The outbreak of infectious diseases such as swine flu (H1N1) and avian flu (H5N1) are a threat to global health. To prevent and control the spread of infectious diseases, many international airport quarantine areas have adopted fever-based screening using infrared thermography to identify potentially infected individuals. Unfortunately, some studies indicate that fever-based screening at early-stages of infectious diseases is limited due to factors that can affect thermographic measurements, such as antifebrile intake, alcohol consumption, and ambient temperatures.
Guanghao Sun has proposed an infection screening system that can rapidly and accurately perform medical inspections. As a result of being infected, not only body temperature but also heart and respiration rates increase. Sun’s system automatically detects infected individuals within 15 seconds by a discriminant function using measured vital signs. Heart and respiration rates are determined using a 24-GHz microwave radar by noncontact way, and facial skin temperature is monitored by a thermographic camera. By using these three parameters, the detection accuracy of the system improved to 88% in a case control study. This is notably higher compared to the conventional screening methods using only thermography.

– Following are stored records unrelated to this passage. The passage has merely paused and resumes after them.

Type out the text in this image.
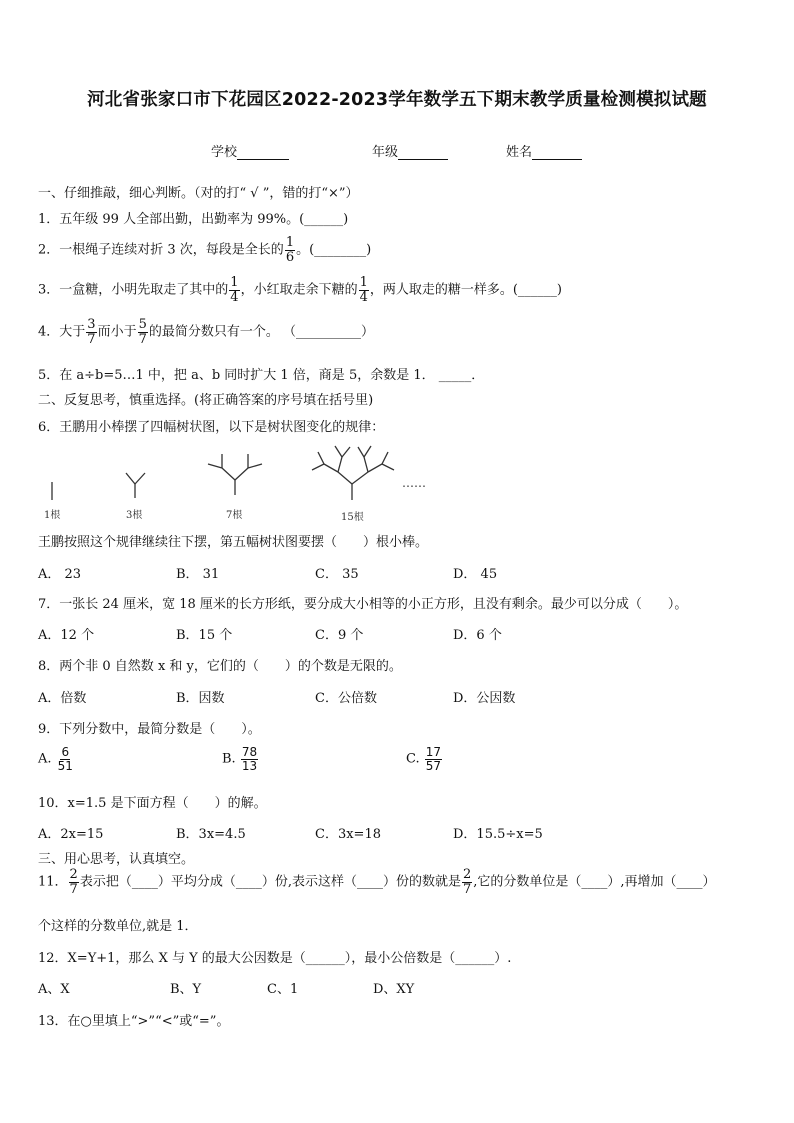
河北省张家口市下花园区2022-2023学年数学五下期末教学质量检测模拟试题
学校	年级	姓名
一、仔细推敲，细心判断。（对的打“ √ ”，错的打“×”）
1．五年级 99 人全部出勤，出勤率为 99%。(______)
2．一根绳子连续对折 3 次，每段是全长的 $\frac{1}{6}$ 。(________)
3．一盒糖，小明先取走了其中的 $\frac{1}{4}$ ，小红取走余下糖的 $\frac{1}{4}$ ，两人取走的糖一样多。(______)
4．大于 $\frac{3}{7}$ 而小于 $\frac{5}{7}$ 的最简分数只有一个。 （__________）
5．在 a÷b=5…1 中，把 a、b 同时扩大 1 倍，商是 5，余数是 1． _____．
二、反复思考，慎重选择。(将正确答案的序号填在括号里)
6．王鹏用小棒摆了四幅树状图，以下是树状图变化的规律：
1根	3根	7根	15根
……
王鹏按照这个规律继续往下摆，第五幅树状图要摆（　　）根小棒。
A． 23	B． 31	C． 35	D． 45
7．一张长 24 厘米，宽 18 厘米的长方形纸，要分成大小相等的小正方形，且没有剩余。最少可以分成（　　）。
A．12 个	B．15 个	C．9 个	D．6 个
8．两个非 0 自然数 x 和 y，它们的（　　）的个数是无限的。
A．倍数	B．因数	C．公倍数	D．公因数
9．下列分数中，最简分数是（　　）。
A. $\frac{6}{51}$	B. $\frac{78}{13}$	C. $\frac{17}{57}$
10．x=1.5 是下面方程（　　）的解。
A．2x=15	B．3x=4.5	C．3x=18	D．15.5÷x=5
三、用心思考，认真填空。
11． $\frac{2}{7}$ 表示把（____）平均分成（____）份,表示这样（____）份的数就是 $\frac{2}{7}$ ,它的分数单位是（____）,再增加（____）
个这样的分数单位,就是 1．
12．X=Y+1，那么 X 与 Y 的最大公因数是（______），最小公倍数是（______）.
A、X	B、Y	C、1	D、XY
13．在○里填上“>”“<”或“=”。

Remote monitoring of respiratory rate
The use of continuous and long‐term monitoring of respiratory rate is vital for predicting pneumonia in symptomatic patients. However, it is often measured manually and discontinuously by counting chest wall movements in routine practice. Sun has developed a point‐of‐care system for the early detection of pneumonia in symptomatic elderly bedridden hospitalized patients on the basis of 24‐hours continuous and noncontact monitoring of respiratory rate using a medical radar sensor.
Sun focused on designing a system that would improve hospitalized patient quality of life and reduce medical staff workload. To this end, the system adopts a medical radar sensor for respiration monitoring that featured an extremely low burden on the patient and enabled unobtrusive measurements without the need to attach electrodes to the patient’s body. To reduce medical staff workload, a prediction method, that is, return map, was implemented into the system to analyze the time series respiratory rates, thereby extracting the risk period of pneumonia and sending out an alarm. The novelty of the proposed system is that it introduces a new approach to investigating respiration dynamics using a noncontact medical radar sensor for the early prediction of pneumonia that has the potential to serve as a helpful tool for improving patient quality of life and reduce medical staff workload to meet the needs of the aging society.